A surpresa da manhã foi o facto de os deputados do Vox não terem votado na candidata do PP. Diante da divisão da Direita torna-se mais difícil para Feijóo, que venceu as eleições mas ficou aquém da maioria necessária, solicitar ao rei Felipe VI que o encarregue da investidura. Ele, contudo, não desiste. Com o Vox, ainda tinha a esperança de empatar a 171 votos com Sánchez (caso este não consiga o apoio do Junts). Abascal, que tinha oferecido o seu voto na investidura a Feijóo para evitar "um governo de destruição nacional", exige agora explicações ao PP antes de decidir.

Até à votação há ainda passos a dar - o primeiro é Armengol ser recebida, já esta sexta-feira, pelo monarca para o informar da formação das Cortes, seguindo-se as audiências de Felipe VI com os partidos (não há ainda data, mas podem começar na segunda-feira). A ERC, como noutras ocasiões, recusa ir. O rei escolhe depois o candidato à investidura, que terá que ter maioria absoluta na primeira votação ou simples na segunda caso queira chegar à Moncloa. Se não conseguir, poderá ser necessário repetir as eleições.
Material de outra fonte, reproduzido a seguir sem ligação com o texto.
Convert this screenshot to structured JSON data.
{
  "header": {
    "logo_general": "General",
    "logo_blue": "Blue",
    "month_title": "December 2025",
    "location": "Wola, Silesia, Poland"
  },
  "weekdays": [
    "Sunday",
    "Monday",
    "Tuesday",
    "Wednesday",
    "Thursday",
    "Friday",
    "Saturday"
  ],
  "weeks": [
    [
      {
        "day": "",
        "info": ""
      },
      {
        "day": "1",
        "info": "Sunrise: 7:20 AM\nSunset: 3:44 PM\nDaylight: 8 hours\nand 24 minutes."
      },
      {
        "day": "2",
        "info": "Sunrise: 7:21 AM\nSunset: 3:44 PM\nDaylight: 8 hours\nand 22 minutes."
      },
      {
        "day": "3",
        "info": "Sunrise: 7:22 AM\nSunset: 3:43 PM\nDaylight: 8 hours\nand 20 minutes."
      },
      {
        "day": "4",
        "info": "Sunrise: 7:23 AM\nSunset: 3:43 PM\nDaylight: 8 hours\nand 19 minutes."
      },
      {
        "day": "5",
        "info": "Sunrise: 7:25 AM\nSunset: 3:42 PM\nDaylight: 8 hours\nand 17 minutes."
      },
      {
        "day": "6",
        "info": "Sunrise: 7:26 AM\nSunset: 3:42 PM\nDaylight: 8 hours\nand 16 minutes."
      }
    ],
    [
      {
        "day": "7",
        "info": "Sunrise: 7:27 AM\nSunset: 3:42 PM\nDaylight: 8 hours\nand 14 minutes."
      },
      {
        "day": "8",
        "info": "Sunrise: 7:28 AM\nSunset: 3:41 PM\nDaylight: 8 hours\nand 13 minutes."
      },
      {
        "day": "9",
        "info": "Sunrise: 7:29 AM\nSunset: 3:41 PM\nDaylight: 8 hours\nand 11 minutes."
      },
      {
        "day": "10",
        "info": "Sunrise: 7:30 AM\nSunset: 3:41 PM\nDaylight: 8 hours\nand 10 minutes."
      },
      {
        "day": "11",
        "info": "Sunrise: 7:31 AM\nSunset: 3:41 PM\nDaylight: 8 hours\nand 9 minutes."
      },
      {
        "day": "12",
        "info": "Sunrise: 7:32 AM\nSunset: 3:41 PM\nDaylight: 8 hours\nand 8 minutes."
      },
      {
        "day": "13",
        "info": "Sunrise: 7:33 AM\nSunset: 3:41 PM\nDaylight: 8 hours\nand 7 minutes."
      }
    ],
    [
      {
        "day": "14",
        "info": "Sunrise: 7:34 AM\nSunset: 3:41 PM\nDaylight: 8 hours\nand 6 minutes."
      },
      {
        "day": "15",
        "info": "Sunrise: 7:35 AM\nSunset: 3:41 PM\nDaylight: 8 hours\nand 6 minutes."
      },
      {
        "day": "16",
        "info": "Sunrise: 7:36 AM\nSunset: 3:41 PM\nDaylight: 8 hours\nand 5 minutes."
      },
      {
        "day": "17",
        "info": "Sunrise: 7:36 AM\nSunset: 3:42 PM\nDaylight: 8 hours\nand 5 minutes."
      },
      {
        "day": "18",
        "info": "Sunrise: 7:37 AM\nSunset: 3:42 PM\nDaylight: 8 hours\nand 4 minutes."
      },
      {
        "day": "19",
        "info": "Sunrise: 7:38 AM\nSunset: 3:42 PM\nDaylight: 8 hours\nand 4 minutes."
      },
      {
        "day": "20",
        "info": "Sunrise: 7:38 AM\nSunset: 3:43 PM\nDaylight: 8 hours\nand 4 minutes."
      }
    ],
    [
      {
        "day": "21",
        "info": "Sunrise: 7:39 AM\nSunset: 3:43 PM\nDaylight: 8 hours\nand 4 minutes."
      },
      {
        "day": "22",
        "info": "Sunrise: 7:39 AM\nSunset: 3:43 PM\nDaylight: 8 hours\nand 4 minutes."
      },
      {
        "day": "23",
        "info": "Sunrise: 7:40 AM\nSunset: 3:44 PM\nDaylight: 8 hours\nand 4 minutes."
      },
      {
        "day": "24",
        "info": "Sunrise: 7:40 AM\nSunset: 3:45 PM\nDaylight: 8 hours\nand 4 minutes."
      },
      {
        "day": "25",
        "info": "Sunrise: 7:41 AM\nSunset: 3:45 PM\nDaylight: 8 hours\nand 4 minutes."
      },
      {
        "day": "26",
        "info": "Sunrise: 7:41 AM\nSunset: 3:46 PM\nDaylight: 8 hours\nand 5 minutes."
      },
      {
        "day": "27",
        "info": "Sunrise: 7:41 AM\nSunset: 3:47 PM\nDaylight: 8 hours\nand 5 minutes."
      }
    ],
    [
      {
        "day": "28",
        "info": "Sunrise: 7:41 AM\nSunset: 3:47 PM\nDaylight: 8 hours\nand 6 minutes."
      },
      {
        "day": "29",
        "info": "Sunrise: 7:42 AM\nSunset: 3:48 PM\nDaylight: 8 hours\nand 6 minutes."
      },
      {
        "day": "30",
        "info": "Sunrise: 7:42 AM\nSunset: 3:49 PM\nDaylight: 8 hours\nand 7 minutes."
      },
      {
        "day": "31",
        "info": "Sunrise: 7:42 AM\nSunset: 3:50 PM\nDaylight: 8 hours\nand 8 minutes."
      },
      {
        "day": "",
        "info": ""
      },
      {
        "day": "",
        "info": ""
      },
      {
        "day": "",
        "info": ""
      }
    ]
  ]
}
Ao contrário do que acontece no Congresso, no Senado um partido tem a maioria absoluta - o Partido Popular (PP). Por isso não houve surpresa na eleição de Pedro Rollán para a presidência do Senado. Este conseguiu 142 votos. O Vox também aqui optou por votar no seu candidato: Ángel Pelayo Gordillo teve 3 votos. Os restantes partidos votaram todos em branco (114 votos). O PP espera usar o Senado como força de bloqueio contra um eventual novo governo de Pedro Sánchez. Apesar de os senadores não terem o poder para revogar totalmente as leis que cheguem do Congresso, poderão alargar os prazos para a sua aprovação. Podem, por exemplo, recusar uma lei ou aprovar emendas, obrigando o texto a voltar aos deputados, que por maioria absoluta podem ultrapassar qualquer bloqueio. Os senadores também podem atrasar a publicação das leis no Boletim Oficial do Estado (o equivalente ao Diário da República em Portugal).